"Eine Kolonialisierung des Blicks"
Es handelt sich bei der Lyrikanthologie "Cinema" um ca. 170 Seiten deutschsprachige Gegenwartslyrik über das Kino, großteils bisher unveröffentlicht – für einen Gedichtband also eine ziemlich geballte Dröhnung, bestückt mit Beiträgen eh der meisten üblichen Verdächtigen1 und dank ihres rein inhaltlichen Fokus völlig unbelastet von jenen Erwägungen zu Kanon und Theorie, die sonst für Anthologien meist konstitutiv sind. Über die Auswahl schreiben die Herausgeber Wolfgang Schiffer und Dinçer Güçyeter in ihrem Vorwort:
Der ELIF VERLAG hat Lyrikerinnen und Lyriker eingeladen, Gedichte über das zu schreiben, was sie mit CINEMA verbindet.

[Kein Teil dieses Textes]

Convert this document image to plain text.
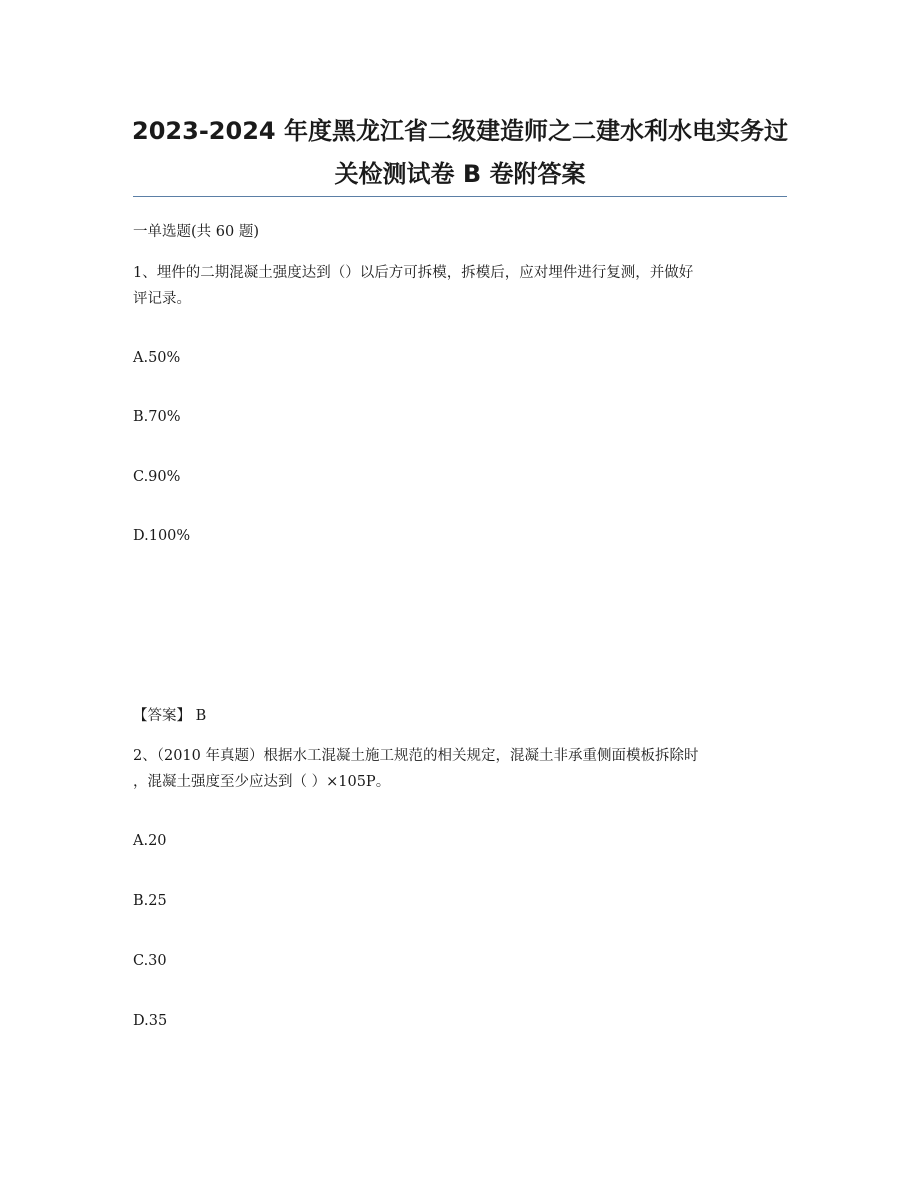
2023-2024 年度黑龙江省二级建造师之二建水利水电实务过
关检测试卷 B 卷附答案
一单选题(共 60 题)
1、埋件的二期混凝土强度达到（）以后方可拆模，拆模后，应对埋件进行复测，并做好
评记录。
A.50%
B.70%
C.90%
D.100%
【答案】 B
2、（2010 年真题）根据水工混凝土施工规范的相关规定，混凝土非承重侧面模板拆除时
，混凝土强度至少应达到（ ）×105P。
A.20
B.25
C.30
D.35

Klug, an diese Stelle das Wort "CINEMA" zu setzen und nicht "Kino" oder so – so wird den 64 (!) Autor*innen ermöglicht, auch von allerhand Serien u. ä. zu sprechen, die sich ihrerseits auf den Erfahrungshorizont Film beziehen, und vermittels derer auch die veränderliche Wirklichkeit unseres Medienkonsums in den Blick zu bekommen ist – von den diversen Wirklichkeiten der Institutionen, die ein CINEMA heißen können, noch geschwiegen.
Das Konzept des Bandes geht auf, weil Gedichte und Filme sich (trügerisch) leicht in einander übertragen lassen. Eine der Stärken der Gattung Lyrik besteht ja im sprachlichen Umgang mit Bildmaterial, konkret im Implizieren von Bildern vermittels (weniger) Worte, und dann in der Spannung zwischen dem, was da impliziert ist, mit dem, was (später im Text und ggf. entgegen der geweckten Erwartung) expliziert werden kann. Dem gegenüber impliziert Film Gedanken vermittels seiner Bilder; das Verweisziel liegt in beiden Fällen außerhalb des Mediums, außerhalb des manifest lesbaren Texts. Dem entsprechend häufig finden wir in der Anthologie Kippeffekte der Art, dass der manifeste Bildgehalt eines Films entgegen seine "verbürgten" Bedeutungen gelesen und/oder weitergeschrieben wird. Die thematische Klammer legt drei Gedichttypen nahe, die sich in der Anthologie wiederholt finden: Zum ersten Übersetzungen eines Films, eines Frames, einer Serie in die Sprache des Gedichts, mit oder ohne Zugabe; zum zweiten die biographischen (bzw. bloß-unpersönlich "nostalgischen") Texte, in denen Film (oder was mit ihm geschieht) die Funktion eines Indikators oder einer Metapher hat; drittens popdiskursive Texte, die das ausgebreitete (Film-[Geschichts-])Material vor allem als Raum von Theoriegeschichte durchmessen. "CINEMA" bietet der Menge an abgedruckten Autor*innen wegen einen einigermaßen umfassenden Überblick über die möglichen Gestalten zeitgenössischen deutschsprachigen Dichtens; dabei behält der Band – wohl vor allem wegen des Themas, das auf einen bereits breit popularisierten Vorrat an Referenzmaterial hinausläuft – ein unakademisches, "zugängliches" Gepräge.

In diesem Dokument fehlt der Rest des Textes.